I'm sure a lot of you have already seen this morning's blogpost by Mike Heika concerning the comments from Brad Richards and Steve Ott on the failed Sean Avery experiment. I came aboard this blog after Avery had been claimed by the Rangers so I didn't feel the need to drege that topic back up.
But now that it's been broached, again, with Avery preparing to play the Caps while his former teammates are on the golf course...
First, it appears that on the coaching staff and teammates front, every opportunity was given to Avery to make him feel like a part of the team, and it just didn't happen as Tippett notes:
"Everybody had the intention that it was going to work, and it just didn't work. When we signed Avery, it was a situation where we thought it was going to enhance our team, and it ended up going the other way. Tobias Stephan came in and we thought he was going to have a better training camp than he did...he didn't. And those are situations where you look at your personnel coming in and you try to make it work, but those were just two situations where it didn't work."
But despite all the best intentions from the Stars side, it was just something that had no hope of working out according to Brad Richards:
There are a lot of different things going on with Sean. I don't think you're going to find another situation like that. It works for him in New York because I think he is very comfortable there and that's where he needs to be. It's not the fault of anybody. It just wasn't going to work out."
Steve Ott wonders 'what if Hully had just talked to us prior to making the signing?'
Hopefully, when it comes to re-signing guys or bringing in guys, everybody from the core group to the coaching staff to the general managers is a part of that. ''
When word that Dallas had interest in Avery first came down last summer, I shot the idea down because I felt the Stars already had that kind of an agitator in Steve Ott. And unlike Avery, I don't think Ott had fully grown into that role as he proved this year by scoring a career high 19 goals.
Part of that, I'm sure, was helped by the edict thrown down by the medical staff and the coaching staff that Thou Shalt Not Drop Thy Gloves When Thy Hand is Injured. But still, the numbers here don't lie.
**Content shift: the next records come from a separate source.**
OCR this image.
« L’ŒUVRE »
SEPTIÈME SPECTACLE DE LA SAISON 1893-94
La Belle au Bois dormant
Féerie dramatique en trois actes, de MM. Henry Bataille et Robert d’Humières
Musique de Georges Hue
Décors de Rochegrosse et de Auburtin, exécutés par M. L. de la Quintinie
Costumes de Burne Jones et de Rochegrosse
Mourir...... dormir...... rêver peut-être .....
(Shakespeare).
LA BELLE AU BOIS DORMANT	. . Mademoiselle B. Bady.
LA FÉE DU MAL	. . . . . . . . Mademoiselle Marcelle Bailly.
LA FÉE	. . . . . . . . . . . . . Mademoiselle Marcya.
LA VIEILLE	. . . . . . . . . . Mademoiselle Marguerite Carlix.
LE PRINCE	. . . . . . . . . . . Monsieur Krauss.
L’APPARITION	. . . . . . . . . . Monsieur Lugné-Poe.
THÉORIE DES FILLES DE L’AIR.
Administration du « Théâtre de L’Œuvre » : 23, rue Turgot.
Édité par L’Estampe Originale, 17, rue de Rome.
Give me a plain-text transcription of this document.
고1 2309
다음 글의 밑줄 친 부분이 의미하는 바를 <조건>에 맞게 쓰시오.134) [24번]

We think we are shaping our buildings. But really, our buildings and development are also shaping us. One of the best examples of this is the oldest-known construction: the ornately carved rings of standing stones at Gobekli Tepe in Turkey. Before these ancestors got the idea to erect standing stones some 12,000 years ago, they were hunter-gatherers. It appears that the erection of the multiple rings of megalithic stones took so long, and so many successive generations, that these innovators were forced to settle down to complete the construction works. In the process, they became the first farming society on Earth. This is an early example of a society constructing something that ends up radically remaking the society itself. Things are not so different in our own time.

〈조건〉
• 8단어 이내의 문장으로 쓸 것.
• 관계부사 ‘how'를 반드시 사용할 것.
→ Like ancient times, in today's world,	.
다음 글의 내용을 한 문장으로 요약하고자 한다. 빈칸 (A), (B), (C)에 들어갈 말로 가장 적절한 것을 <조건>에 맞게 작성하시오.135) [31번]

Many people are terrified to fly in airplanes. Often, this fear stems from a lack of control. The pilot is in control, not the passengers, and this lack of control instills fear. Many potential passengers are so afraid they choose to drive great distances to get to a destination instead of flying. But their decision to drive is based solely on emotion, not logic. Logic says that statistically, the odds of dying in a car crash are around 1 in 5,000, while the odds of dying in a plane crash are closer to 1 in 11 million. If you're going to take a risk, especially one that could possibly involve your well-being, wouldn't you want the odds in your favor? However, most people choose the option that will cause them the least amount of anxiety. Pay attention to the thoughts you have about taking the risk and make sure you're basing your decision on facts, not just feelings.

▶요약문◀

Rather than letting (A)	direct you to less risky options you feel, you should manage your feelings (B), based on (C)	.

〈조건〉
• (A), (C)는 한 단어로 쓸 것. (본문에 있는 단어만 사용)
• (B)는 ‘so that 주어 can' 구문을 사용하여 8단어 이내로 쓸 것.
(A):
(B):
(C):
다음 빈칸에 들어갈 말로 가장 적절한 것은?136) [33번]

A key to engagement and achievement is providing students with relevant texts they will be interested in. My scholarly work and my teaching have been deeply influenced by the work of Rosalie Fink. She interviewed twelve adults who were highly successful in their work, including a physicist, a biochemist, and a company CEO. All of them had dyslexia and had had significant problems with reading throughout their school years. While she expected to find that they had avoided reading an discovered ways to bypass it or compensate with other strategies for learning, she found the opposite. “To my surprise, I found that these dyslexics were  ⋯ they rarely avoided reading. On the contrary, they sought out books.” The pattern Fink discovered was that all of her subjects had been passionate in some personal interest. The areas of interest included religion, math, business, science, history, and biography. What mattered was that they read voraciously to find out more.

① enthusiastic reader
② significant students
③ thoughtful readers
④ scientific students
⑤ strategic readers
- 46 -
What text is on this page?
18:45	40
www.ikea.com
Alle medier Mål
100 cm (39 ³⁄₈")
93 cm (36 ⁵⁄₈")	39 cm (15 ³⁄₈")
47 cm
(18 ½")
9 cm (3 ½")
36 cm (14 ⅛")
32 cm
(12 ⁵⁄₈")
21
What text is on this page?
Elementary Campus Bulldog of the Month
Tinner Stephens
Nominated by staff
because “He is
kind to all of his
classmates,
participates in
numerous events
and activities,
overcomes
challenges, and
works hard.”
Ott was just as agitating as Avery AND also managed to put the puck in the net quite a number of times this season.
I also felt that signing Avery wouldn't have addressed one of the most pressing needs of either finding a scoring winger, or keeping the one they already had in Nik Hagman.
The evidence after the fact suggests the Stars should have used that money to re-sign Niklas Hagman, who had scored 19 goals through 58 games before a Brendan Witt elbow to his head knocked him out for a little over a month.
After he came back, he had potted just one goal in six games before netting a pair of goals in the season finale against the Senators to give him a total of 22 goals this season. For comparison sake, Sean Avery scored three goals as a Dallas Stars and five as a New York Ranger in a combined 41 games of action.
Obviously, that's exactly a half season. So if you extrapolate those totals out to an entire 82 game season, Avery's goal totals still only get to within six the number of goals Hagger scored in just 65 games.
I don't even want to begin to think how many extra wins that would have been worth.